近年、急成長を続けるDtoC市場。「DtoCでどのように売り上げを伸ばせるのか」「どんな施策を打ったら良いのか」といった疑問や悩みについて、「b→dash」を提供するデータXの江波戸水紀氏が解説した。
DtoCは事業者と顧客双方にとって魅力的なビジネスモデル
DtoCの市場規模は右肩上がりに成長している。売れるネット広告社が実施した調査によると、2025年に国内DtoCの市場規模は3兆円を超えると予測する。拡大の理由は、事業者と顧客の双方にとって非常に魅力的なビジネスモデルだからだという。
従来型の小売業とDtoCモデルの違い
メーカー系小売企業にとって、DtoCのメリットは、売り上げの最大化、中間マージンの削減などがあげられる。一般的なメーカー系企業であれば、卸売業者や小売業者へ商品を卸すため、卸売価格での販売となる。DtoCであれば、直接消費者に販売できるため、いわゆる中間マージンを削減し、売り上げを最大化できる。

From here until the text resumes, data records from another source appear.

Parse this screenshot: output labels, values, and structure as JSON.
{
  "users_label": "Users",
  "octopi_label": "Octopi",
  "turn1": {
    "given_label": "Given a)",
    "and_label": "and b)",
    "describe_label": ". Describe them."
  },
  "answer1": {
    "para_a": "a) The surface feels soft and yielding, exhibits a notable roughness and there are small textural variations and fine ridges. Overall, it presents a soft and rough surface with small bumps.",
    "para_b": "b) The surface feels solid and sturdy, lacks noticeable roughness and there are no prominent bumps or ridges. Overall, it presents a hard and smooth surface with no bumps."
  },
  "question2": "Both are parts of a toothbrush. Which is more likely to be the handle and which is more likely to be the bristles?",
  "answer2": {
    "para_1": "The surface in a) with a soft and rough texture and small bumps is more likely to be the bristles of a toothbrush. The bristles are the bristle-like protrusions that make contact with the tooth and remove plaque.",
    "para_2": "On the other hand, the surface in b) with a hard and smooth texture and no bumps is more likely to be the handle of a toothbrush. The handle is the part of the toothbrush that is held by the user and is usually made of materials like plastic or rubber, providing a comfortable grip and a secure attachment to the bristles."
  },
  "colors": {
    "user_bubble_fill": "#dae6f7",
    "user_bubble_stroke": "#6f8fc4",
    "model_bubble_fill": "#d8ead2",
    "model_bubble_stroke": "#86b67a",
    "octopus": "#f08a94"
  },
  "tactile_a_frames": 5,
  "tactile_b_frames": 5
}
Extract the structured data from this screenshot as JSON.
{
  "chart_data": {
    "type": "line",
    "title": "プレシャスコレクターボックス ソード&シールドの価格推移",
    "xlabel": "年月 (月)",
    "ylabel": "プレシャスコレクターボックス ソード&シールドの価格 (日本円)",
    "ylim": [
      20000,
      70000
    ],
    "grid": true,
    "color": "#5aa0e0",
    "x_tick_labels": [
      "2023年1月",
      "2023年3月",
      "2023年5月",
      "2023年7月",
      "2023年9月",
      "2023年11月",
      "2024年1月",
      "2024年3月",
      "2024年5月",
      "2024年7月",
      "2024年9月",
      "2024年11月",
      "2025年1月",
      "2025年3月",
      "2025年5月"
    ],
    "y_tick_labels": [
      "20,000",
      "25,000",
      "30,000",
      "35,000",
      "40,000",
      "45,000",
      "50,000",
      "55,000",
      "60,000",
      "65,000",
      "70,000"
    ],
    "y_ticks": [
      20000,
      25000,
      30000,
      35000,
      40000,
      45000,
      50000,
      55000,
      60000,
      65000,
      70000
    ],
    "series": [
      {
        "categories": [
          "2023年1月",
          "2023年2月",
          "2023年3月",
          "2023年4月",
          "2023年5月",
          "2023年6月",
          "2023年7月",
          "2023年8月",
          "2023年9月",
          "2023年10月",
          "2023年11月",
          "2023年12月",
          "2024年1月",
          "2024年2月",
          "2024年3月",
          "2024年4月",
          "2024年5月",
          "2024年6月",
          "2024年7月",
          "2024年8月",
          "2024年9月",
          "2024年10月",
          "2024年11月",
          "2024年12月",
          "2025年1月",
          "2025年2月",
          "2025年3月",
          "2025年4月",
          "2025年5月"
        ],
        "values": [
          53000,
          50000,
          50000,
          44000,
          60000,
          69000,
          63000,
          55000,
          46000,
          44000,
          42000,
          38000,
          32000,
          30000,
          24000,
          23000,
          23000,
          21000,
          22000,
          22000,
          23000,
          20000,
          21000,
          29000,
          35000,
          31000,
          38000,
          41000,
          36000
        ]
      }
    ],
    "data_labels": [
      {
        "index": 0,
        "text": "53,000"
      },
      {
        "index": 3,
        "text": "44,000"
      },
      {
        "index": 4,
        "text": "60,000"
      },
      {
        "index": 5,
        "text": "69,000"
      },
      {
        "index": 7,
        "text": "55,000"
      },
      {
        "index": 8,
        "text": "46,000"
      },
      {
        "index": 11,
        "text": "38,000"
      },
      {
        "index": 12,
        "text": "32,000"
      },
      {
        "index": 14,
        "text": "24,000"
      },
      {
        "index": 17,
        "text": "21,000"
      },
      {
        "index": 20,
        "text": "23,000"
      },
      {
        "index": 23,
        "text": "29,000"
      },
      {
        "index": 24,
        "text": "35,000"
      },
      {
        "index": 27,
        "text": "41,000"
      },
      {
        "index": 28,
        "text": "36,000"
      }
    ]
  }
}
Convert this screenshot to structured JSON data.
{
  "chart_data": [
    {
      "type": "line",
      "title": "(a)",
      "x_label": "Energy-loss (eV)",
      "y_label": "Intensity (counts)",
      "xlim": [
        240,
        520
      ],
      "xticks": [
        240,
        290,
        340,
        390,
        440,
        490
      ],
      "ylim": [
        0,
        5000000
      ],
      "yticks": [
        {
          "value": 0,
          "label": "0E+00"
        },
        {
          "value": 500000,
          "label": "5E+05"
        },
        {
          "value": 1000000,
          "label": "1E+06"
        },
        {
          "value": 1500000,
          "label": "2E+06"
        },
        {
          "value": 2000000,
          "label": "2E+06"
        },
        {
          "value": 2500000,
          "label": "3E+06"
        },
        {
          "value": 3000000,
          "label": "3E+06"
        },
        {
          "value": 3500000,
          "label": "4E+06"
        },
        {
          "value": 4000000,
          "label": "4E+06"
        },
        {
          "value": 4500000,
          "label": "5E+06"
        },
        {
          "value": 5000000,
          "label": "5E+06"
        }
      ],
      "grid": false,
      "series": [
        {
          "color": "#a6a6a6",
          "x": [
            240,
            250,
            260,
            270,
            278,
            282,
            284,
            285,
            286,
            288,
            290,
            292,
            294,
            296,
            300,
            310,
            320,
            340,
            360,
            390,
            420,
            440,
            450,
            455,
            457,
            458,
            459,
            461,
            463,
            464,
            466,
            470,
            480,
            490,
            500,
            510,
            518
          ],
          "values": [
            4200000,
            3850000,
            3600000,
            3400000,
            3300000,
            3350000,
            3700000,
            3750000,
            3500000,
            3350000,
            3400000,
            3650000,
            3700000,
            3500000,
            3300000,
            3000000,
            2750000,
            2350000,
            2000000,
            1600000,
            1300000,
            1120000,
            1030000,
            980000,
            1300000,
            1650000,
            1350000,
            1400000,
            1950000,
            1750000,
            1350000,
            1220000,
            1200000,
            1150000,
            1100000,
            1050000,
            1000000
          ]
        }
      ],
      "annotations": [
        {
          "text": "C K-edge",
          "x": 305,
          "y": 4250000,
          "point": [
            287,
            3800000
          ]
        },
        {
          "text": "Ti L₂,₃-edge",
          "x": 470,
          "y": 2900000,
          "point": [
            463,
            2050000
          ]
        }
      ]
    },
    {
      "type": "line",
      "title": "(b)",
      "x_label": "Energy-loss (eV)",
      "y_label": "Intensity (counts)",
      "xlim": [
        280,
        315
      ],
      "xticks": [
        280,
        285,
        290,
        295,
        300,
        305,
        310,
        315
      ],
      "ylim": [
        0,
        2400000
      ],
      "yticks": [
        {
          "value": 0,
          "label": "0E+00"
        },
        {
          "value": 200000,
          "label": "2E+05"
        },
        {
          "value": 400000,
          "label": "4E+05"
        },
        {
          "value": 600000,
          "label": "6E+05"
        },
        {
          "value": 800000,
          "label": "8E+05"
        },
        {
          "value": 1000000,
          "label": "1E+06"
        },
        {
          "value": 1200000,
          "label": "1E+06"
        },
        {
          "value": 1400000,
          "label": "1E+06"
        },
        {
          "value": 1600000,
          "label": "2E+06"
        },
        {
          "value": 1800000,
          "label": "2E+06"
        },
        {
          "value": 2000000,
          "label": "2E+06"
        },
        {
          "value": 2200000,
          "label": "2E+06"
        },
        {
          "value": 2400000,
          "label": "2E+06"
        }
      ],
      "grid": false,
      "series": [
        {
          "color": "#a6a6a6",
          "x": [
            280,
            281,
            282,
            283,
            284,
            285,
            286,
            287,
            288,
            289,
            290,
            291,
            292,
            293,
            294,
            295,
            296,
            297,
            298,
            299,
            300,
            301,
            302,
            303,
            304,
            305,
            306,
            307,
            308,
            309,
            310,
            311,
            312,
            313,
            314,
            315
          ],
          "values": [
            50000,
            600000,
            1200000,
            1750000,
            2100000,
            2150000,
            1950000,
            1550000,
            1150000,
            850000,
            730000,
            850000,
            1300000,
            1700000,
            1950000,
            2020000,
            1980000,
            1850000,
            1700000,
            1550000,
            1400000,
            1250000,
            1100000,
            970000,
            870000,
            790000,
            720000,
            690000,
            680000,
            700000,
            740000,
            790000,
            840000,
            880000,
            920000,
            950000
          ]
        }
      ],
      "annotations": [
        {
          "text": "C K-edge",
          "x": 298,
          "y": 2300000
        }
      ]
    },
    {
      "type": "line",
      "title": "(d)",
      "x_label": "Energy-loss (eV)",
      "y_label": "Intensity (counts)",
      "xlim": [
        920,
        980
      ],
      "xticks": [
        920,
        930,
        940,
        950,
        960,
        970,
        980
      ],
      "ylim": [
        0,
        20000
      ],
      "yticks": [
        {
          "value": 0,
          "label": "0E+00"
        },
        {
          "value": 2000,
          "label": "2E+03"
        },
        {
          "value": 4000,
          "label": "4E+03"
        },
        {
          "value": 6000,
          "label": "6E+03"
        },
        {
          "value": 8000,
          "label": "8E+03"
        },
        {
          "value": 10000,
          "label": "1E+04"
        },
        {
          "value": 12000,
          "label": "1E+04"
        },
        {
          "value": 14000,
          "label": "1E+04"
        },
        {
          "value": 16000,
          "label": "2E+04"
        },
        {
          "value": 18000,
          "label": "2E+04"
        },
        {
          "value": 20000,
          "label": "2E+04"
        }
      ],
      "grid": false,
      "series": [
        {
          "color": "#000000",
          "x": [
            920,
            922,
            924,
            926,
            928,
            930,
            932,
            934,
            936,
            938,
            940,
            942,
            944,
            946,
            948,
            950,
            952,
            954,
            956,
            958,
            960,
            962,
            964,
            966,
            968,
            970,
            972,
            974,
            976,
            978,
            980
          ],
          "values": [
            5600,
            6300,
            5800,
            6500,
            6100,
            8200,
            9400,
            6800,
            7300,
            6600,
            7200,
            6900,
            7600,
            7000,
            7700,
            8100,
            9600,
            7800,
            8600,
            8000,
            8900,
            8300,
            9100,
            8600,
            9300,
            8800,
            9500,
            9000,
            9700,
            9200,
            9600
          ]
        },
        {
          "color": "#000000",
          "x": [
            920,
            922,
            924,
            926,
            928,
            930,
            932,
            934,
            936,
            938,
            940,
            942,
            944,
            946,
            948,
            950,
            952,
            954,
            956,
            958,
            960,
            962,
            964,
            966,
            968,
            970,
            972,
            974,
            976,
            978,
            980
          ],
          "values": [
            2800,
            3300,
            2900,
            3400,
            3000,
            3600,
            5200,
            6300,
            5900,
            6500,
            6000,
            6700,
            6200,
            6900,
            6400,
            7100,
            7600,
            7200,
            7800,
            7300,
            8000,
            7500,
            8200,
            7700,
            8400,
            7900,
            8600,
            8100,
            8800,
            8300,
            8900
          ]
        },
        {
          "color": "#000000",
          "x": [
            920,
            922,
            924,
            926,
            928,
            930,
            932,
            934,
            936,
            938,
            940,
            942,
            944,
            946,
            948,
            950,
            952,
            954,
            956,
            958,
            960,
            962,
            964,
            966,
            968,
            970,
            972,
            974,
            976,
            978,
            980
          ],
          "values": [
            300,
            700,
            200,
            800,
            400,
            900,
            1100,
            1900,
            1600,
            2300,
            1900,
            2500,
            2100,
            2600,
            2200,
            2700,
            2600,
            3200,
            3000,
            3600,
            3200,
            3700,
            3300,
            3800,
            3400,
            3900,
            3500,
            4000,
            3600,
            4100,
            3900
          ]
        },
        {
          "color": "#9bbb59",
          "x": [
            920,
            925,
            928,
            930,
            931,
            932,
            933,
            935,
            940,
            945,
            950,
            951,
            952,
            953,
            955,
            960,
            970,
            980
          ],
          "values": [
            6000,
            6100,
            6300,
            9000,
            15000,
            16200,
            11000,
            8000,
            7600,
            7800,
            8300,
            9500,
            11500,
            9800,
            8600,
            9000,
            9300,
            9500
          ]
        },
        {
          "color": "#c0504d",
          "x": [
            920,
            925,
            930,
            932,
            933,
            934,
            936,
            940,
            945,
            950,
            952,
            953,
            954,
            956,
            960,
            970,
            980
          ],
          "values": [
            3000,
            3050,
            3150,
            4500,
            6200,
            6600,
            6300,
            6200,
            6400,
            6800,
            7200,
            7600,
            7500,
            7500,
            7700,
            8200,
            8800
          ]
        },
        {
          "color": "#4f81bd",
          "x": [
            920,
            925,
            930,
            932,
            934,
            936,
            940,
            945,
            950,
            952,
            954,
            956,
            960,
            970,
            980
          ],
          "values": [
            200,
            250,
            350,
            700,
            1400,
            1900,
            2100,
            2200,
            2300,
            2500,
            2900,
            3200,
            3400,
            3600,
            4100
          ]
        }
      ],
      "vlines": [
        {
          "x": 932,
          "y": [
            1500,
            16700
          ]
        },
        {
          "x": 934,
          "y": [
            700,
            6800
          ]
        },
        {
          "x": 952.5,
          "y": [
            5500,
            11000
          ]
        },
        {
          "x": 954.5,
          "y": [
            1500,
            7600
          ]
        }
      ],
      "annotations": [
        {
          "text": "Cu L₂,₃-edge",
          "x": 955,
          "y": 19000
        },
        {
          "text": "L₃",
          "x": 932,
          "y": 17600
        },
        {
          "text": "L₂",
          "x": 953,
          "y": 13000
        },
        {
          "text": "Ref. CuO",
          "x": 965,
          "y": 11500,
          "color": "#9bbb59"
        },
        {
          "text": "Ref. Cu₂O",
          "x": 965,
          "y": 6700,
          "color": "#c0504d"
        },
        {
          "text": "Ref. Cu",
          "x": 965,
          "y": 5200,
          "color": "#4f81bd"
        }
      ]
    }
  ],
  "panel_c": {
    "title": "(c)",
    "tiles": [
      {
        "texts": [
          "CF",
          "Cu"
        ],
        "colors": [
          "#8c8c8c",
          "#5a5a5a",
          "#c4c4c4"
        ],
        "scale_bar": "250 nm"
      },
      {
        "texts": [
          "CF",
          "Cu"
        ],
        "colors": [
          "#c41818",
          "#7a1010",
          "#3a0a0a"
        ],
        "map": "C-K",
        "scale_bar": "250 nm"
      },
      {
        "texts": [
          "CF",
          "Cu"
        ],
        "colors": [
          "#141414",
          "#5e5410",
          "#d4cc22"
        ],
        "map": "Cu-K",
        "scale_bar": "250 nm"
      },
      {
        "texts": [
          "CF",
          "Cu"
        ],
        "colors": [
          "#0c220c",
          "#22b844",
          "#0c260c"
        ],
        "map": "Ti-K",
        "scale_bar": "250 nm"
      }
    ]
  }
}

また、ECモールや実店舗で販売する場合、出店費用やアローワンスなどのコストがかかるが、DtoCモデルは自社でECを立ち上げれば、消費者に直接販売するため中間マージンなどは発生しない。コストを削減できる分、販売価格を下げることも可能だ。その結果、顧客は最適な価格で商品を購入できるようになる。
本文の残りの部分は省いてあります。